The dataset contains all successful, open play passes with 360 frames from the big 5 European leagues in the 2020/2021 season (around 1.1 million events). We’ll use various combinations of features derived either from the event or 360 data to predict the cumulative xG of the possession each pass belongs to. The model performance metrics will be computed 100 times by sampling binary goal outcomes using possession xG. We report the mean ± 2 standard deviations over the 100 resampled outcomes to obtain 95% confidence intervals around the predictive performance of a set of features.
It is important to note that this approach is not fully equivalent to a comparison with full packing data due to the partial visibility of the pitch in broadcast footage meaning that occasionally not all 22 players are accounted for in the 360 data.

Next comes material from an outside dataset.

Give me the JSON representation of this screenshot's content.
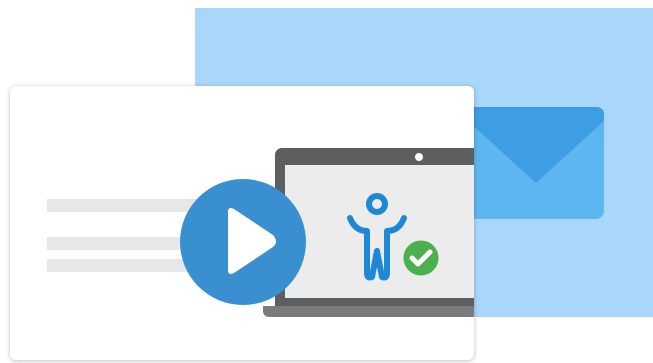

Having said that, the 360-derived packing numbers will be heavily correlated with full packing, so this comparison is still a useful indication of the relative predictive power of the factors that underpin OBV and packing, even if the results aren’t definitively conclusive.
Results and discussion
Table 1: Model performance metrics.
The ROC AUC measures how well a model can distinguish positive from negative cases (in this case passes that belong to a possession that ended in a goal vs those that don’t). A ROC AUC of 0.5 corresponds to assigning the same probability of a downstream goal to all passes, and a ROC AUC of 1 corresponds to perfect ordering of predictions (i.e. the predicted probabilities for passes that lead to goals is always higher than for those that don’t)
Models that include information about where on the pitch events are occurring have more predictive power than those that don’t. This suggests that the event locations capture most of the predictive power of progressive events in terms of how much they impact a team’s chances of scoring. Using only start and end locations is less predictive than the full OBV model (which also incorporates additional context about events).
We gain a similar amount of predictive power from both the OBV of the pass and the number of packed players, given the start location of the pass.
However, the increase in predictive power from adding the number of packed players to the existing OBV model is fairly small. This suggests that both OBV and packing are capturing similar information about whether or not a goal will be scored, so there’s an indication that OBV already contains most of the predictive information that can be gleaned even if we were to include (360-derived) packing information in it.
This result appears to be consistent with previous work using different datasets. Bobby Gardiner found that packing was strongly correlated with progressive passing some time ago, and Kuba Michalczyk found that a binary line-breaking pass indicator could be predicted with a high degree of accuracy using purely event data.
The number of (360-derived) packed players on its own is predictive of subsequent goals, but not as predictive as OBV.
With the obvious caveats that we are not using packing numbers derived from full tracking data, it seems that 360-derived packing alone is less predictive than location-based or OBV-based features for predicting downstream goals within a possession.
We’ve discussed a number of qualitative and quantitative arguments around how we should measure ball progression and evaluate its utility to a team.
We think that valuing actions in football directly in terms of their (estimated) impact on goal scoring probabilities makes sense. We also found that (360-based) packing numbers alone are not as predictive of downstream goalscoring probabilities as we’d like, and that, in the aggregate, they don’t offer a great deal of benefit over event-based ways of measuring ball progression (in line with previous research around this topic).
This is not to say that the rich additional context provided by positional data is not useful, but in order to harness it, we probably need to go beyond packing.